Bixby Developer Center

Facts and Jokes

The Facts and Jokes Prototype Capsule allows the user to ask for a random fact and/or joke, with the option to ask for a specific type. You can use this prototype as the starting point for your own Facts or Jokes capsule! This document will help you personalize this prototype for your own needs. Additional information about this prototype capsule can be found in the README.

Note

This capsule prototype is meant for you to create a Facts capsule or a Jokes capsule and not meant to support a capsule that does both.

How This Capsule Works

This capsule is very simple: all the facts or jokes are stored in the content.js file and the GetContent action model returns a Content structure. This Content model corresponds to an item from the content.js JSON file. The GetContent action is tied to the GetContent.js file through the endpoints.bxb file using a local-endpoint and returns a randomized item from content.js.

Each content item is formatted like this:

\\a Content item. the `image` and `tag` properties are optional
{
tags: ["my tag", "my tag2"], // tags are used to identify the type of object such as "dog" related jokes or facts
text: "The joke or fact goes here",
image : {
url : "images/image.png" // if you provide an image, you can place them in the assets/images folder and refer to them this way; or you can use a fully qualified url like "http://myimages.com/image.png" for externally hosted images
}
}

If the user request asks for a specific type of joke or fact (for example, "dog jokes"), Bixby processes the optional SearchTerm input. On the JavaScript side, the lib/util.js filters the content with that search term through the tag property.

Note

There is an optional way to filter that is commented out in the util.js file, which you can use instead. The default method is the more straightforward way of filtering and is provided for beginner developers. The JavaScript filter way is a more efficient method of finding the content and is provided for more proficient programmers of JavaScript. You can choose between either to use for your capsule.

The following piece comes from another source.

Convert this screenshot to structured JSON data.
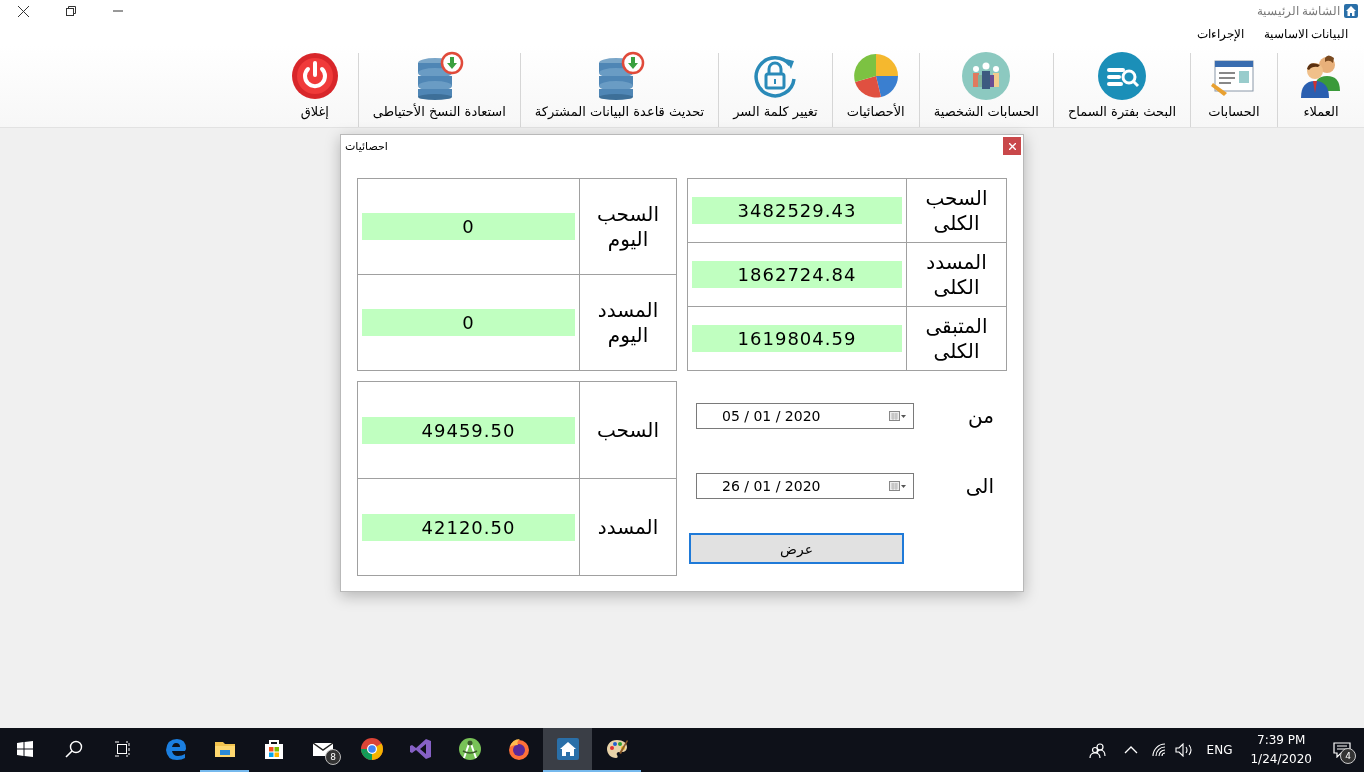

For output, Bixby says one of two dialog options: either the text from the returned content or Nothing found if no content is available. Additionally a simple view.

For training, both "Tell a joke" and "Tell a fact" are added, as well as two tagged training entries: "Tell me a fact about dogs" and "Tell me a cat joke", with "dogs" and "cats" tagged as SearchTerm values.

How to Customize This Capsule

This section expands on the How to Customize section of the README and gives further tips and tricks for customizing this capsule for your own.

Update Your Capsule Metadata

In order to add this capsule to your Team, you need to update your capsule.bxb file.

  1. Update the capsule id from example.fact to the namespace you've registered and whatever capsule name you want to call it. For example, if your namespace is my_org_name and you're making an animal facts capsule, you should rename it to something like my_org_name.animalFacts.
  2. (Optional) Add any additional targets, if there are additional languages or devices you'd like to support.

Add Your Own Content

You can manually replace the content.js file information with your own and add more content items as needed. Alternatively, you can use the spreadsheet located at contentUtility/CreateContent.xlsx provided by the prototype. Directions are provided in the spreadsheet.

If you are not linking to images hosted externally, then the local images must be in your assets/images folder. You can sort these images into further subfolders, if necessary. For example, if you want to place all your animal images in one folder and all your plant images into another, you can place them under assets/images/animals and assets/images/plants respectively. You would then refer to each image URL as something like images/plants/tulip.png.

If your content can be accessed through an API instead, you could choose not to use the content.js file and instead Call a Web Service to return a JSON object that contains your material. However, you might have to change the existing modeling action implementations to process this and you might be better off creating a new capsule.

Add and Update Training

We provide several training entries with this prototype. In order for Bixby to understand and properly reply to user requests for your capsule, you need to add additional training examples. You should pay particular attention to adding a few examples with tags that match your content.

Also remove any training entries that are not relevant to your capsule. For example, if you are creating a capsule about plant facts, you should remove all the entries about jokes and the entry that tags cat and dog. The training entries provided are specific to the content provided. Your training examples should only be related to your content.

Optional Enhancements

This section discusses some additional enhancements you can make that are not necessary for your capsule to be functional, but are optional enhancements you can do to further customize your capsule.

Rewrite the Dialog

We provide dialog for content not found, but you can customize it further for your capsule. For example, if you're creating an animal jokes capsule and a user requests for alligator jokes but you don't have any, you could have Bixby say I'm not koala-fied for this! or I'd be lion-ing if I had something for this!. You could also choose to randomize which dialog appears if this happens.

Note

Make sure the dialog you write matches our Writing Dialog Design Guide.

Edit the Views

The View file we currently supply has a simple image-list-of component to help display any image associated with the content. However, you could further customize this. For example, if you are telling plant facts, you could create an image card to show the type of plant you're telling a fact about as well as include the fact as part of the card's title-area.

You could decide to add some input views. For example, if a user asks "Tell me a joke", Bixby could ask What kind of joke? and present the options of knock-knock joke, puns, limericks, or riddles. The complexity of your user flow is up to you.